While the bill passed, the vote total shows it does not have enough support to overcome a veto from President Bush and become law.
"On Sunday a team of scientists from Wake Forest University and Harvard Medical School announced the stunning news that they had discovered a new, readily available source of potentially life saving stem cells derived exclusively from amniotic fluid. For all of us who passionately support expanding ethical stem cell research to effectuate cures and mitigate disease, news of this breakthrough was very encouraging," Smith said during House consideration of H.R. 3, where he decried the abundance of misinformation surrounding the debate over stem cell research and called for federal resources to go to effective, ethical stem cell research.
H.R. 3 mandates the use of federal tax dollars to destroy human embryos in order to use stem cells derived from those embryos for research. Embryonic stem cell research is already legal in the U.S. and is being conducted at research facilities across the country. H.R. 3 seeks to expand taxpayer funding of embryo-destroying research, a practice to which millions of taxpayers object.
"Embryonic stem cell proponents demand that tens of thousands of perfectly healthy human embryos be destroyed for taxpayer-funded research, despite the fact that there have been no successful treatments of human ailments anywhere in the world with embryonic stem cells," said Smith.
Embryonic stem cell research has yet to produce a single cure in humans. In contrast, research using stem cells found without destroying human embryos has proven successful in treating 72 different diseases and conditions. These non-controversial adult stem cells can be found in amniotic fluid, umbilical cord blood, fat tissue, spleen tissue, nasal cavity tissue, bone marrow, and places in the human body. A law Smith authored, the "Stem Cell Therapeutic and Research Act of 2005," authorized $265 million for cord blood and bone marrow stem cell programs including a new, nationwide program to collect, research and help disseminate these vital stem cells.
During the debate, Smith pointed to "snowflake babies" as evidence that these embryos are not the "throwaways" as supporters of embryonic stem cell research would argue. "Snowflake babies" are the leftover embryos that embryonic stem cell supporters would use for research. They are tiny lives created for in vitro fertilization, but their parents have chosen not to implant them and bring them into their family. Instead, they were implanted and carried to term by their adoptive mother. There are currently 110 young children living in this world today as a result of this process.

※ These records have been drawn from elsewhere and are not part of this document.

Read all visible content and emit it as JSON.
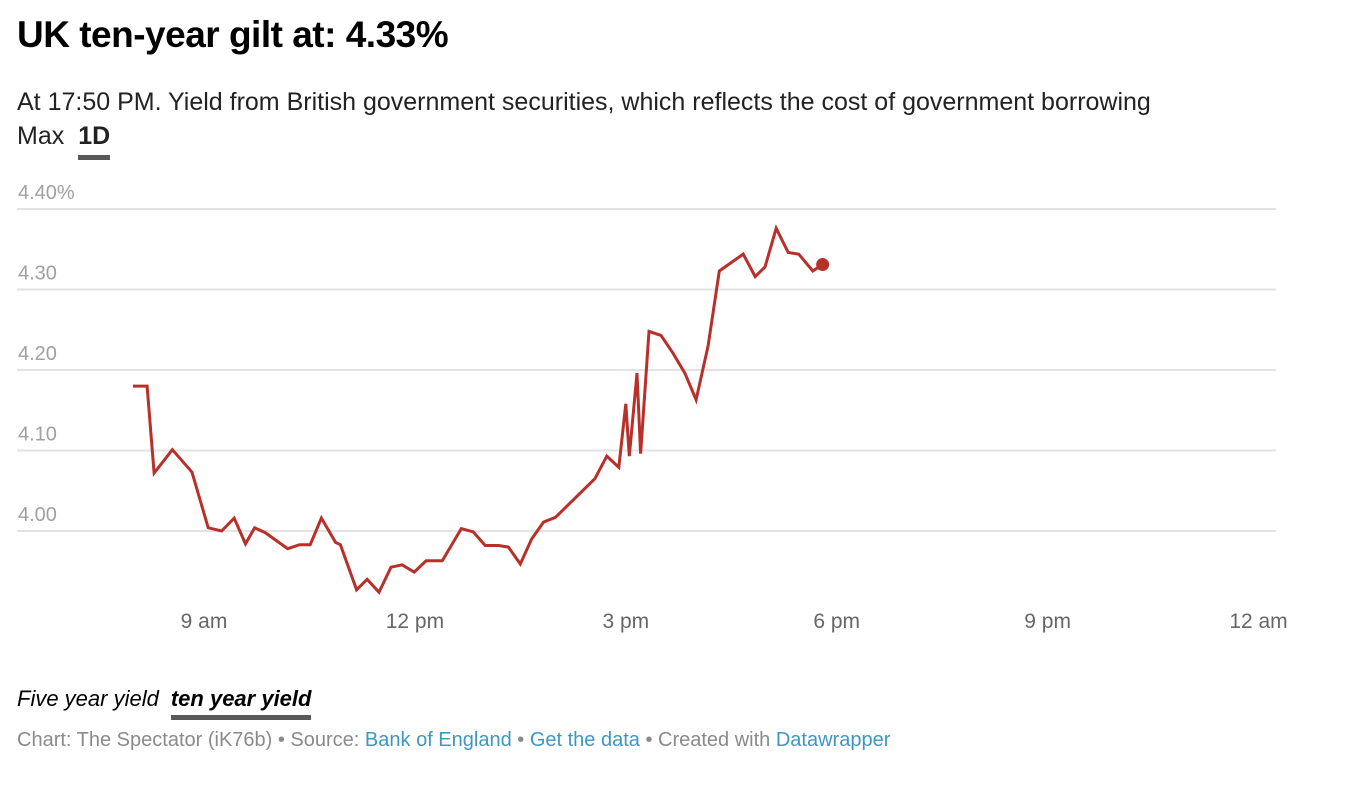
{
  "header": {
    "title": "UK ten-year gilt at: 4.33%",
    "subtitle": "At 17:50 PM. Yield from British government securities, which reflects the cost of government borrowing"
  },
  "range_tabs": [
    {
      "label": "Max",
      "active": false
    },
    {
      "label": "1D",
      "active": true
    }
  ],
  "series_tabs": [
    {
      "label": "Five year yield",
      "active": false
    },
    {
      "label": "ten year yield",
      "active": true
    }
  ],
  "footer": {
    "chart_prefix": "Chart: The Spectator (iK76b)",
    "sep1": " • Source: ",
    "source_link": "Bank of England",
    "sep2": " • ",
    "data_link": "Get the data",
    "sep3": " • Created with ",
    "tool_link": "Datawrapper"
  },
  "colors": {
    "line": "#b8302a",
    "grid": "#e3e3e3",
    "link": "#3e97c2"
  },
  "chart_data": {
    "type": "line",
    "title": "UK ten-year gilt at: 4.33%",
    "xlabel": "",
    "ylabel": "",
    "ylim": [
      3.9,
      4.4
    ],
    "xlim_hours": [
      7.0,
      24.0
    ],
    "grid": true,
    "y_ticks": [
      {
        "value": 4.4,
        "label": "4.40%"
      },
      {
        "value": 4.3,
        "label": "4.30"
      },
      {
        "value": 4.2,
        "label": "4.20"
      },
      {
        "value": 4.1,
        "label": "4.10"
      },
      {
        "value": 4.0,
        "label": "4.00"
      }
    ],
    "x_ticks": [
      {
        "hour": 9,
        "label": "9 am"
      },
      {
        "hour": 12,
        "label": "12 pm"
      },
      {
        "hour": 15,
        "label": "3 pm"
      },
      {
        "hour": 18,
        "label": "6 pm"
      },
      {
        "hour": 21,
        "label": "9 pm"
      },
      {
        "hour": 24,
        "label": "12 am"
      }
    ],
    "series": [
      {
        "name": "ten year yield",
        "last_value_marker": true,
        "x_hours": [
          7.99,
          8.19,
          8.29,
          8.55,
          8.83,
          9.06,
          9.25,
          9.43,
          9.59,
          9.72,
          9.87,
          10.0,
          10.19,
          10.36,
          10.51,
          10.67,
          10.87,
          10.94,
          11.17,
          11.32,
          11.49,
          11.66,
          11.82,
          11.99,
          12.16,
          12.39,
          12.66,
          12.83,
          13.0,
          13.19,
          13.33,
          13.5,
          13.66,
          13.83,
          14.0,
          14.56,
          14.73,
          14.9,
          15.05,
          15.21,
          15.0,
          15.16,
          15.33,
          15.5,
          15.67,
          15.84,
          16.0,
          16.17,
          16.33,
          16.67,
          16.84,
          16.98,
          17.14,
          17.31,
          17.46,
          17.66,
          17.8
        ],
        "values": [
          4.18,
          4.18,
          4.072,
          4.101,
          4.073,
          4.004,
          4.0,
          4.016,
          3.984,
          4.004,
          3.998,
          3.99,
          3.978,
          3.983,
          3.983,
          4.016,
          3.986,
          3.983,
          3.927,
          3.94,
          3.924,
          3.955,
          3.958,
          3.949,
          3.963,
          3.963,
          4.003,
          3.999,
          3.982,
          3.982,
          3.98,
          3.959,
          3.99,
          4.011,
          4.017,
          4.065,
          4.093,
          4.079,
          4.093,
          4.096,
          4.158,
          4.196,
          4.248,
          4.243,
          4.221,
          4.196,
          4.163,
          4.23,
          4.323,
          4.344,
          4.316,
          4.328,
          4.376,
          4.346,
          4.344,
          4.323,
          4.331
        ]
      }
    ]
  }
}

"On numerous occasions I've had the privilege of meeting some of those snowflake children, all of whom were adopted while they were still in their embryonic stage. Believe me, watching snowflakes children laugh, smile and actwell, like kidsunderscores the fact that they are every bit as human and alive and precious as any other child. We should be promoting that life, not trying to destroy it," Smith said.

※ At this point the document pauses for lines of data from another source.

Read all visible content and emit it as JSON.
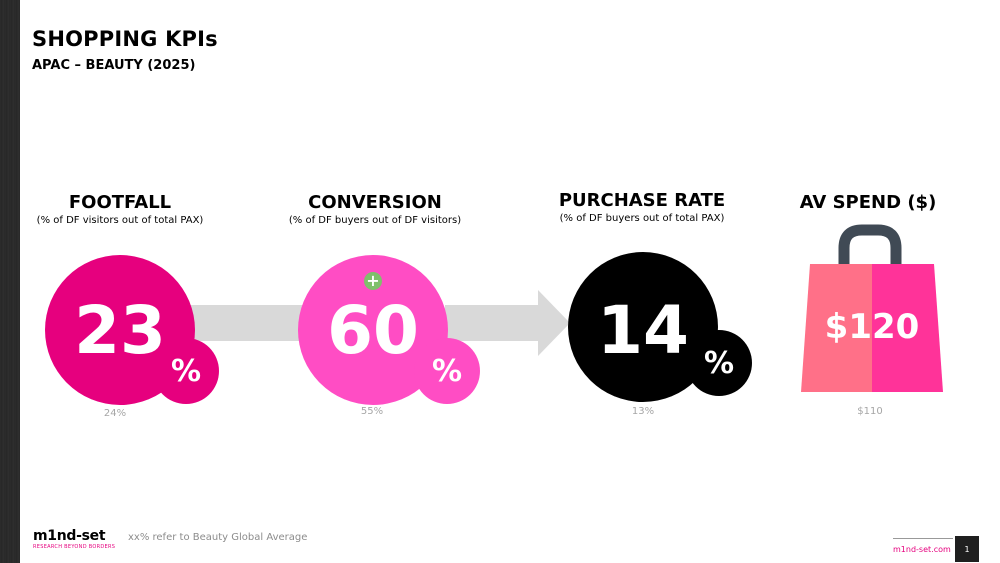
{
  "header": {
    "title": "SHOPPING KPIs",
    "subtitle": "APAC – BEAUTY (2025)"
  },
  "kpis": [
    {
      "title": "FOOTFALL",
      "subtitle": "(% of DF visitors out of total PAX)",
      "value": "23",
      "unit": "%",
      "benchmark": "24%",
      "color": "#e6007e"
    },
    {
      "title": "CONVERSION",
      "subtitle": "(% of DF buyers out of DF visitors)",
      "value": "60",
      "unit": "%",
      "benchmark": "55%",
      "color": "#ff4dc4",
      "indicator": "+"
    },
    {
      "title": "PURCHASE RATE",
      "subtitle": "(% of DF buyers out of total PAX)",
      "value": "14",
      "unit": "%",
      "benchmark": "13%",
      "color": "#000000"
    },
    {
      "title": "AV SPEND ($)",
      "subtitle": "",
      "value": "$120",
      "unit": "",
      "benchmark": "$110",
      "colors": [
        "#ff7088",
        "#ff3399"
      ]
    }
  ],
  "footer": {
    "logo": "m1nd-set",
    "logo_tagline": "RESEARCH BEYOND BORDERS",
    "note": "xx% refer to Beauty Global Average",
    "site": "m1nd-set.com",
    "page": "1"
  }
}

Smith concluded, "Lost in the hype by proponents of embryo killing stem cell research is the fact that embryonic stem cells have an enormous proclivity to grow into tumors and are likely to trigger an immune response if they are ever transplanted into a human. Writing in Scientific American, Robert Lanza, medical director of Advanced Cell Technology, an advocate of embryonic stem cell research admitted that the likelihood of immune rejection may require millions' of embryos to be destroyed. Is that the future you want to promote with the DeGette bill? Millions of human embryos killed?"